Saturday, March 15

Street People

Last December 23rd, just before Christmas I posted what's become a provocative image I made in Europe. Click here to refresh your memory of "If The Fates Allow." At the time it triggered contention, and divided commenters on a couple of important forums. A crunch of email further revealed that North American viewers came away from that image and the comments I made with very different conclusions from viewers living in the rest of the world. One of the points I made here on ImageFiction was:

"2. This picture was not taken in North America. That's important since so much of the rest of the world enjoys thinking that North America is a place that went from barbarism to decadence without every passing through civilization. This is a normal scene on the streets of many cities outside of North America, but not as far as my experience tells me, here"

Last week in San Francisco, my experience broadened. Just before Easter, let me show you this...
<- Click here

1. They call this guy a "Street Person" in the City By The Bay. There are a lot of them, so many that the city apparently pays street people a monthly stipend. Many wonder if that payment is an effect of their congregating there, or a cause.
2. The image was made late afternoon along Fisherman's Warf, a seven or eight block area that teems with visitors.
3. Last week the San Francisco City Council voted to implant body shaped plaques into the sidewalks at spots where Street People died. The plaques will carry eulogies to those individuals, a sort of tombstone memorialization to perhaps thousands all along the city's streets.
4. Unlike the beggars in the European streets this street person spoke loudly to no one that I could see. People stopped to listen for a time, but his slurred words, while angry and raw, didn't form a coherent message, rather they appeared to be a stream of unrelated clauses. Were it not for the negative overtones of the term, I'd choose to characterize them as hostile babble.
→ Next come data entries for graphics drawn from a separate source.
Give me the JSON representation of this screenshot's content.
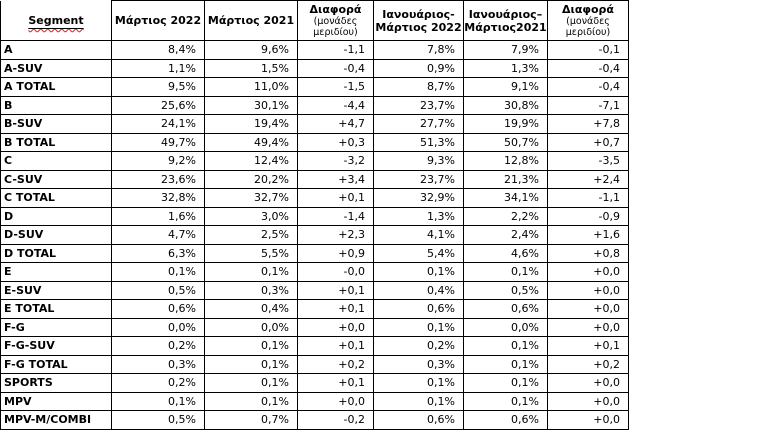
{
  "accent_colors": {
    "border": "#000000",
    "text": "#000000",
    "spellcheck_underline": "#d83a2f"
  },
  "table": {
    "columns": [
      {
        "label": "Segment"
      },
      {
        "label": "Μάρτιος 2022"
      },
      {
        "label": "Μάρτιος 2021"
      },
      {
        "label": "Διαφορά",
        "sublabel": "(μονάδες μεριδίου)"
      },
      {
        "label": "Ιανουάριος-",
        "label2": "Μάρτιος 2022"
      },
      {
        "label": "Ιανουάριος–",
        "label2": "Μάρτιος2021"
      },
      {
        "label": "Διαφορά",
        "sublabel": "(μονάδες μεριδίου)"
      }
    ],
    "rows": [
      {
        "segment": "A",
        "values": [
          "8,4%",
          "9,6%",
          "-1,1",
          "7,8%",
          "7,9%",
          "-0,1"
        ]
      },
      {
        "segment": "A-SUV",
        "values": [
          "1,1%",
          "1,5%",
          "-0,4",
          "0,9%",
          "1,3%",
          "-0,4"
        ]
      },
      {
        "segment": "A TOTAL",
        "values": [
          "9,5%",
          "11,0%",
          "-1,5",
          "8,7%",
          "9,1%",
          "-0,4"
        ]
      },
      {
        "segment": "B",
        "values": [
          "25,6%",
          "30,1%",
          "-4,4",
          "23,7%",
          "30,8%",
          "-7,1"
        ]
      },
      {
        "segment": "B-SUV",
        "values": [
          "24,1%",
          "19,4%",
          "+4,7",
          "27,7%",
          "19,9%",
          "+7,8"
        ]
      },
      {
        "segment": "B TOTAL",
        "values": [
          "49,7%",
          "49,4%",
          "+0,3",
          "51,3%",
          "50,7%",
          "+0,7"
        ]
      },
      {
        "segment": "C",
        "values": [
          "9,2%",
          "12,4%",
          "-3,2",
          "9,3%",
          "12,8%",
          "-3,5"
        ]
      },
      {
        "segment": "C-SUV",
        "values": [
          "23,6%",
          "20,2%",
          "+3,4",
          "23,7%",
          "21,3%",
          "+2,4"
        ]
      },
      {
        "segment": "C TOTAL",
        "values": [
          "32,8%",
          "32,7%",
          "+0,1",
          "32,9%",
          "34,1%",
          "-1,1"
        ]
      },
      {
        "segment": "D",
        "values": [
          "1,6%",
          "3,0%",
          "-1,4",
          "1,3%",
          "2,2%",
          "-0,9"
        ]
      },
      {
        "segment": "D-SUV",
        "values": [
          "4,7%",
          "2,5%",
          "+2,3",
          "4,1%",
          "2,4%",
          "+1,6"
        ]
      },
      {
        "segment": "D TOTAL",
        "values": [
          "6,3%",
          "5,5%",
          "+0,9",
          "5,4%",
          "4,6%",
          "+0,8"
        ]
      },
      {
        "segment": "E",
        "values": [
          "0,1%",
          "0,1%",
          "-0,0",
          "0,1%",
          "0,1%",
          "+0,0"
        ]
      },
      {
        "segment": "E-SUV",
        "values": [
          "0,5%",
          "0,3%",
          "+0,1",
          "0,4%",
          "0,5%",
          "+0,0"
        ]
      },
      {
        "segment": "E TOTAL",
        "values": [
          "0,6%",
          "0,4%",
          "+0,1",
          "0,6%",
          "0,6%",
          "+0,0"
        ]
      },
      {
        "segment": "F-G",
        "values": [
          "0,0%",
          "0,0%",
          "+0,0",
          "0,1%",
          "0,0%",
          "+0,0"
        ]
      },
      {
        "segment": "F-G-SUV",
        "values": [
          "0,2%",
          "0,1%",
          "+0,1",
          "0,2%",
          "0,1%",
          "+0,1"
        ]
      },
      {
        "segment": "F-G TOTAL",
        "values": [
          "0,3%",
          "0,1%",
          "+0,2",
          "0,3%",
          "0,1%",
          "+0,2"
        ]
      },
      {
        "segment": "SPORTS",
        "values": [
          "0,2%",
          "0,1%",
          "+0,1",
          "0,1%",
          "0,1%",
          "+0,0"
        ]
      },
      {
        "segment": "MPV",
        "values": [
          "0,1%",
          "0,1%",
          "+0,0",
          "0,1%",
          "0,1%",
          "+0,0"
        ]
      },
      {
        "segment": "MPV-M/COMBI",
        "values": [
          "0,5%",
          "0,7%",
          "-0,2",
          "0,6%",
          "0,6%",
          "+0,0"
        ]
      }
    ]
  }
}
Some years ago a progressive movement resulted in America closing most of those public asylums which supported the mentally challenged. Instead they were moved at first to halfway houses, and later released to the streets. Their "incarceration" was called a hostile act toward people, who if properly medicated, could live productive and meaningful lives in society. It's not known how many of those released routinely take their meds, or what percentage find the discipline of medicating themselves (medication which is fully subsidized) to be too challenging. It is possible that a disproportionate number of the unmedicated have found their way to the gentle climate of California and the supportive municipal governments in the Bay area.

3 comments:

Markus Spring said...

I have to admit that my first reaction to the image - before continuing to read the text - was dismissive. The "oh not, not again a homeless shot" type of reaction. Having read your words I stand corrected - in the context the picture is good and important.

It's just that I seem to be overfed with those pictures that are usually not put in any context nor connected with information or just an opinion. And - your picture told me again that sometimes both is needed, picture and text. When it is done so convincingly well as in this case, the reader is the winner and the homeless may be in future, too.

Ted said...

(Marcus) There is an art-form largely known to editors called "illios". It is a technical term for short, illustrated essays... or perhaps images with rather long captions. There is an inherent ambiguity in photographs, even scientific and forensic photography. Language is also burdened with ambiguity.
I find that the illio can tighten the meaning of both writer and image maker. It can better focus it to convey the intention of the maker(s). Is it art? Is it craft?

Depends, huh?

Debra Trean said...

hmm I thought I left a message on this and testing to see if this post.

We saw this kind of homeless site often in the bay area and seldom see it in our part of Idaho and I assume it is due to the harsh weather and we live in the country. Always touches my heart and soul because none of us know what choices were made that ended up like this.